Lyn raised her eyebrows and didn’t comment. “How was Maddie today?”

“Dreadful.” Maxine waved a dismissive hand. “I wanted to ask you something. How do you and your sisters feel about us being back together now?”

“Um,” said Lyn. She wasn’t ready for the question. Her mind was feeling pleasantly stimulated by her day’s work. Her new assistant wanted to introduce a “Frequent Brekkie Buyer” program. She was very professional and not annoyingly enthusiastic, but quite funny and nice. Actually, Lyn thought, she was probably going to be a new friend. It had been years since she’d made a new friend—it was a little bit like falling in love, except without the stress.

“At Christmas lunch when you went off in a huff,” began Maxine.

It felt like centuries had been and gone since Christmas.

“It was a very stressful day,” said Lyn. “I thought my head was going to explode. I shouldn’t have reacted like that. Sorry.”

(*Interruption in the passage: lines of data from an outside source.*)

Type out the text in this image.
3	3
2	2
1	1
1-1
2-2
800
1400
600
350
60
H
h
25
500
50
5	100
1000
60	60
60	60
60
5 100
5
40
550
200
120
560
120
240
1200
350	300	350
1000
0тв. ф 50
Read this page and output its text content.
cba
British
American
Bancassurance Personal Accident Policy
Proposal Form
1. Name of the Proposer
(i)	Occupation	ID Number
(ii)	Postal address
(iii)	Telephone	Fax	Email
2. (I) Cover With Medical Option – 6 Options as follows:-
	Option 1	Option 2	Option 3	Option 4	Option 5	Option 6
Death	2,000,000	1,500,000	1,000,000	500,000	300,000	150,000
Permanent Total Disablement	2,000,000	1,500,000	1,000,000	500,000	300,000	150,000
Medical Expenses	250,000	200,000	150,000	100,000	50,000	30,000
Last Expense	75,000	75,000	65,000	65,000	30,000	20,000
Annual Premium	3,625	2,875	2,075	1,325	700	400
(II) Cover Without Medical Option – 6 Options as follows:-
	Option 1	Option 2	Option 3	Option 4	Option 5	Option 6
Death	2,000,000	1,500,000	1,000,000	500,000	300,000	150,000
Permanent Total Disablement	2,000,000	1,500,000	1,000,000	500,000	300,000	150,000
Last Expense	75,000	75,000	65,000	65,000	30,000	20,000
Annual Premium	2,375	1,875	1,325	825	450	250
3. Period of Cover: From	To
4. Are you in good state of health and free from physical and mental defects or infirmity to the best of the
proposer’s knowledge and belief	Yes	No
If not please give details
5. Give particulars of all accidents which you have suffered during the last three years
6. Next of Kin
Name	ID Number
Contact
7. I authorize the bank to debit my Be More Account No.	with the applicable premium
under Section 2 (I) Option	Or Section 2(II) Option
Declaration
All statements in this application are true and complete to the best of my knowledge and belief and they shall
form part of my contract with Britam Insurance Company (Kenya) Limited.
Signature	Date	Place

Maxine looked irritated. “No, don’t say sorry. Tell me what you felt. I don’t think we do enough of that in this family.”

“Are you kidding? I think we do far too much of that in our family!”

“I meant in a calm, rational way.”

“All right.”

Lyn lowered her voice. She could hear Frank whistling “Rhinestone Cowboy” in the kitchen, accompanied by clattering pots.

“I always thought that Dad treated you badly,” she said quietly.

“Speak up! He can’t hear a thing! He gets deafer every day.”

“Dad treated you badly. I remember. So, when he made his announcement, I just felt—”

Maxine interrupted her, and Lyn smiled into her teacup.

“He did treat me badly. I treated him quite badly too. But we were different people! That’s what you girls don’t understand! Do you remember when I was seeing that orthodontist? He admitted that he’d been dreadful to his ex-wife. I didn’t care! He was an extremely uninteresting man, as you know, so that was the end of that, but my point is that when I think about Frank’s ex-wife, she seems like a stranger! I don’t think about her as being me! He has mistakes in his past. I have mistakes in mine. The fact that we actually are each other’s mistakes is irrelevant!”